Although the Death Force are killers, they all have a higher moral purpose than their enemies. “They can't be cold-blooded killers,” says Matt. “If they were, they wouldn't be sympathetic. I ghost wrote a book about a Mossad assassin and it was really hard to write a sympathetic assassin. The people they are fighting have got to be the bad guys.”

Each novel takes around a year to plot and write and comes in at around 100,000 words (approximately 400 pages). Although he's never been to Helmand he has visited Kabul and tries to get first hand experience of the weapons his characters use (although a thermobaric bomb, a weapon just one step down from a nuclear bomb in destructive potential, proved understandably hard to track down).
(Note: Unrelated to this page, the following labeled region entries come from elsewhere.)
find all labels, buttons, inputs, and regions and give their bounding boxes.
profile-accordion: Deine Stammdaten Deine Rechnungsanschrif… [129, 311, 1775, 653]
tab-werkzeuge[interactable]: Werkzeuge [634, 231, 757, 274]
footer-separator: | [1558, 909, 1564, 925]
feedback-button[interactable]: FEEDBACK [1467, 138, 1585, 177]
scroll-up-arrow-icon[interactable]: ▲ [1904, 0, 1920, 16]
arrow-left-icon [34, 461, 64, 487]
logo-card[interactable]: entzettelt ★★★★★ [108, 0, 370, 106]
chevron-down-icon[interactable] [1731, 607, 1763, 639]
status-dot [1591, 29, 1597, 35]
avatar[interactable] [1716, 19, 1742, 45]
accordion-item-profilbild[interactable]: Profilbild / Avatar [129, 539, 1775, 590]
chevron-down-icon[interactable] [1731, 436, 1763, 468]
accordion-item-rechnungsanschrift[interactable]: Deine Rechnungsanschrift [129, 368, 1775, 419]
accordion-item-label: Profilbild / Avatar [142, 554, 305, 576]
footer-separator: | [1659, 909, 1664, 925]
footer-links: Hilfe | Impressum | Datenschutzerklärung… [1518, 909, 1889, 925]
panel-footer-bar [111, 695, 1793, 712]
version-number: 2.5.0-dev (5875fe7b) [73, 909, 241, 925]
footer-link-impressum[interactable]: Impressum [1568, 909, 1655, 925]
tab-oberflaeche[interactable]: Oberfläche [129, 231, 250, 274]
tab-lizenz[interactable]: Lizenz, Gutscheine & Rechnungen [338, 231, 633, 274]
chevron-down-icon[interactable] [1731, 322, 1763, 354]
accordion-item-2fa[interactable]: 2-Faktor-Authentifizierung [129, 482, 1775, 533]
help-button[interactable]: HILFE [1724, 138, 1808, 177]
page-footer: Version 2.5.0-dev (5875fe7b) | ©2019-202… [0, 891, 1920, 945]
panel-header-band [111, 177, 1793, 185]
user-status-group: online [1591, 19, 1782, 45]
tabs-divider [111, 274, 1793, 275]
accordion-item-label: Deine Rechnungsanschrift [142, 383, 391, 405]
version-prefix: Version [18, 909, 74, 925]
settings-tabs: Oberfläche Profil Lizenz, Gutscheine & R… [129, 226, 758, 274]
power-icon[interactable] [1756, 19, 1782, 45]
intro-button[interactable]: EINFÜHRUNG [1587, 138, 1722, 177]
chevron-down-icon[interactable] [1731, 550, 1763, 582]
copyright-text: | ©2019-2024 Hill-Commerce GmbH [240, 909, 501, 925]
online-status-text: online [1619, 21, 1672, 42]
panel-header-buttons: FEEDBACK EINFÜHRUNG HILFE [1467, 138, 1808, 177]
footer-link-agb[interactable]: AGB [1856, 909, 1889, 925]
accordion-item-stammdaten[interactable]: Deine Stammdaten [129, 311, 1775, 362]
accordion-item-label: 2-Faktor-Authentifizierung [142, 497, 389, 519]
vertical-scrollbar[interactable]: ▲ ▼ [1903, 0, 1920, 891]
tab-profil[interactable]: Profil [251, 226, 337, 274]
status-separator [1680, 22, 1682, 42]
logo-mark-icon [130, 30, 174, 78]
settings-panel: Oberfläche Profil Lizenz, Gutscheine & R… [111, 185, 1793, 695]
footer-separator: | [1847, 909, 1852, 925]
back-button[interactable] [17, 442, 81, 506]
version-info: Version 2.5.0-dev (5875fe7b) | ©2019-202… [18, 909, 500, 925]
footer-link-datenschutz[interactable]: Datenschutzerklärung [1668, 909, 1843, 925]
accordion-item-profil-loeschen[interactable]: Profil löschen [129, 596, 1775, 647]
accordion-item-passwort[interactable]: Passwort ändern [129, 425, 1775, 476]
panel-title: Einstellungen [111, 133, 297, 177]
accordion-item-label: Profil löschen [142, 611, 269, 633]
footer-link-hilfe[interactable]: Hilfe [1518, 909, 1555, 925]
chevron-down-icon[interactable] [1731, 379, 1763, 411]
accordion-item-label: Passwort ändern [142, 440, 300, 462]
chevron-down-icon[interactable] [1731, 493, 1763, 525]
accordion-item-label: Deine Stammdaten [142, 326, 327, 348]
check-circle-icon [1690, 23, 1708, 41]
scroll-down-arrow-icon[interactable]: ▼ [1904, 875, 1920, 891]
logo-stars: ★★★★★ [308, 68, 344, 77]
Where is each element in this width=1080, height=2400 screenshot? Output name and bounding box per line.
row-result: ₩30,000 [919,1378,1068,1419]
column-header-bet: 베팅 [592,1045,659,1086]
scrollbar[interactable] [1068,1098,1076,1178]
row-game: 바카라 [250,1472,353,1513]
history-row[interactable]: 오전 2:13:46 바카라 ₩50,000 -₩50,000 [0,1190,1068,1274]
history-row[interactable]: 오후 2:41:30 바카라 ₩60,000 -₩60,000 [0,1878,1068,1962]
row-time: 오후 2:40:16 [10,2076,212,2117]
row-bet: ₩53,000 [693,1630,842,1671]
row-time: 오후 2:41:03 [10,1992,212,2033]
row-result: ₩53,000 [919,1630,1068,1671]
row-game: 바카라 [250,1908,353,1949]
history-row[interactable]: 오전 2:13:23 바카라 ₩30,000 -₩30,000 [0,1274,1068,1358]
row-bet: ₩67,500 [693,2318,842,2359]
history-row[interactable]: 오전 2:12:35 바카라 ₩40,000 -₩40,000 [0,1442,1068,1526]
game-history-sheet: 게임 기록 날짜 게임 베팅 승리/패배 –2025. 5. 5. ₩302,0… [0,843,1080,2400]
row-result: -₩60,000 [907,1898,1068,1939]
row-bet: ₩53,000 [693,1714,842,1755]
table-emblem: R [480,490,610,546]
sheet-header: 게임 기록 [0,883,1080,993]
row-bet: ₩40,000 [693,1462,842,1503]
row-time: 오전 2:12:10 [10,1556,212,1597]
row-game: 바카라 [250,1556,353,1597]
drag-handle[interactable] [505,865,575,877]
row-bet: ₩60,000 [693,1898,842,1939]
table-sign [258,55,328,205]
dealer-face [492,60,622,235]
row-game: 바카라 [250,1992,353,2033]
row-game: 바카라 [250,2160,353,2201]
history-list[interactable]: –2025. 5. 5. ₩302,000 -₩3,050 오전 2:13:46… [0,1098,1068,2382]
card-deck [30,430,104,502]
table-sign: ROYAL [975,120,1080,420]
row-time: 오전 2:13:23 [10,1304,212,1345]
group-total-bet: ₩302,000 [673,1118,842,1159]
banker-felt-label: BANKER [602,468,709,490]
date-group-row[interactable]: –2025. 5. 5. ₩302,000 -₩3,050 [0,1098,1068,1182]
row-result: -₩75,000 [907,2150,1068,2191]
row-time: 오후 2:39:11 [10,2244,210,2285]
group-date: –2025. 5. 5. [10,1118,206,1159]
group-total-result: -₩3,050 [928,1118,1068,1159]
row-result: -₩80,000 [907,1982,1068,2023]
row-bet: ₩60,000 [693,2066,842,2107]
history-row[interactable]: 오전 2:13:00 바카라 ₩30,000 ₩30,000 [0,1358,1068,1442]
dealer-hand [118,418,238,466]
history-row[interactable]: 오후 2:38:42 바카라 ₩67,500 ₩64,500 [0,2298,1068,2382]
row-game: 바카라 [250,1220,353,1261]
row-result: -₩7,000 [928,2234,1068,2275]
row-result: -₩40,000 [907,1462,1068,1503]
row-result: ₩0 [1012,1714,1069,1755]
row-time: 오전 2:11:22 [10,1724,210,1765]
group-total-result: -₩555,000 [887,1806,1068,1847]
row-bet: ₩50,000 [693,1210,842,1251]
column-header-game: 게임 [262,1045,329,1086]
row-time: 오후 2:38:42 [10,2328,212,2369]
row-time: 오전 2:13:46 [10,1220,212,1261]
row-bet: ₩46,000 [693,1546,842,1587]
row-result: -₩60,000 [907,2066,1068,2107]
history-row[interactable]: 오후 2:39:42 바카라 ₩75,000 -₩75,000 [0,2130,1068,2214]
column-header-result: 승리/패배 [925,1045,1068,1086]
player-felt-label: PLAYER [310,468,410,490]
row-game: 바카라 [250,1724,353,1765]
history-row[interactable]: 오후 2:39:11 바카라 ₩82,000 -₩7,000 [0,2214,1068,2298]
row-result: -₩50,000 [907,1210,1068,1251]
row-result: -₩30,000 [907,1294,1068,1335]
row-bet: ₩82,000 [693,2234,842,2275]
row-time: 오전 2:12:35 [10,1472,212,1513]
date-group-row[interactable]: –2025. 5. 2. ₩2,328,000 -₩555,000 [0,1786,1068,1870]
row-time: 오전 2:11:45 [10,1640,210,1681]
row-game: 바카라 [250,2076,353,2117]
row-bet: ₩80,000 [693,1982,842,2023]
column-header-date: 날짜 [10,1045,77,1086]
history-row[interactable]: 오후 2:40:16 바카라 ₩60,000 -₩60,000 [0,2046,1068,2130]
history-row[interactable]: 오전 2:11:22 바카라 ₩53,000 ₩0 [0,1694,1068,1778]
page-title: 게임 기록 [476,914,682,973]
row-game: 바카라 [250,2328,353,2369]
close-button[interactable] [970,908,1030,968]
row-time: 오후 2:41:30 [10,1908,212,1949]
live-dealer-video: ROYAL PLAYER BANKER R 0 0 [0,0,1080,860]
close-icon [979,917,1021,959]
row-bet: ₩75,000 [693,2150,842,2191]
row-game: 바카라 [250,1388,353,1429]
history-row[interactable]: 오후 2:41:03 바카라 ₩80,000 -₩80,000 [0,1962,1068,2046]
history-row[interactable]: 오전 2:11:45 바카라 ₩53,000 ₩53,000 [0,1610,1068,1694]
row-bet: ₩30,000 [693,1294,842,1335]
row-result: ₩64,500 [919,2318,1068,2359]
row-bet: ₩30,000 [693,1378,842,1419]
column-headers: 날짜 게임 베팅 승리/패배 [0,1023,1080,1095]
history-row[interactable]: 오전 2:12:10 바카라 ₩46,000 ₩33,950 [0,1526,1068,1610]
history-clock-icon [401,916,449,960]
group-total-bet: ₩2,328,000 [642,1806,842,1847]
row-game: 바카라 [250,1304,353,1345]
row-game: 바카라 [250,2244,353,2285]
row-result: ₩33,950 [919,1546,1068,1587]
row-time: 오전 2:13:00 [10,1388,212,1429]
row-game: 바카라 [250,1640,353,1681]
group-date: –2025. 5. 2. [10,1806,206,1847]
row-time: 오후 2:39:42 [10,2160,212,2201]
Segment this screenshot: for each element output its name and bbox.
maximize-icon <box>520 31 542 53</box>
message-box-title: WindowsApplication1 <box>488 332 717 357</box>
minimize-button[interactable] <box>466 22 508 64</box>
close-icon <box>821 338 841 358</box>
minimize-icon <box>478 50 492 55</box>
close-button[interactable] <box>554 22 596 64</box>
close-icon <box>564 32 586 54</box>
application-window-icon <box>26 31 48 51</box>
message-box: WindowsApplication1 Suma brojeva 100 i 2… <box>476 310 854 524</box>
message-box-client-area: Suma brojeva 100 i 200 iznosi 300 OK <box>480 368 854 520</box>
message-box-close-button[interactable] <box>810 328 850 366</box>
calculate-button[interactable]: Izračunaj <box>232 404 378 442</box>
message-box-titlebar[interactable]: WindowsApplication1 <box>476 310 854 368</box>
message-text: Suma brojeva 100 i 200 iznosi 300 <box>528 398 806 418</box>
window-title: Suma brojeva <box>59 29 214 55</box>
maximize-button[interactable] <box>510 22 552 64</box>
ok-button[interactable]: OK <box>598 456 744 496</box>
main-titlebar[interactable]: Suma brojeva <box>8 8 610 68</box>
Critics say the genre jettisons characterisation for thrills but Matt reckons it merely reflects society: “I think we all have much shorter attention spans. Whether that's because of the internet or 24-hour news or something else I'm not certain but readers want to be thrown into the action. They aren't willing to invest half-an-hour as the suspense builds.

“People think of them as very simple stories. In some ways they are easy to write, because you can always just have another gunfight if you want to spice it up a bit, but they've got to be interesting and if you don't care about the characters it's not very interesting.”

Publishers love them because they have tapped into a part of the market previously dormant – the 20-something male reader.

Thirty years ago they were buying James Herbert horror, George Gilman Edge westerns and Sven Hassel WWII adventures. Somewhere along the way publishers lost the market and today's young men prefer Medal of Honor on the PS3 to reading a 400-page novel. Andy McNab, Chris Ryan and their contemporaries have helped the industry reconnect.

Matt has a simple formula for his stories: “I like to start with a big fight. There should be lots of interesting kit. The characters have got to move forward and there's got to be a twist. A mission can never be what it seems, there's got to be a surprise.”

So far it's worked a treat. Two Death Force novels are already out, a third, Shadow Force, is due next year and he's nearly finished the fourth (Ice Force) due for publication in 2012.

It's a long way from his “day job” writing for the finance pages. With the recession forcing countries to pare back defence spending could there be any overlap? Perhaps, not: “They are very different genres. You can't suddenly have a long exposition of the sub-prime market in a Death Force book; it just wouldn't make any sense.”

As Matt says: “It reassuring for my readers to know that there's always another gunfight just around the corner.”

* Death Force and Fire Force are out now. Shadow Force is published in February. An audio-book of Fire Force was published by Isis Audiobooks this month.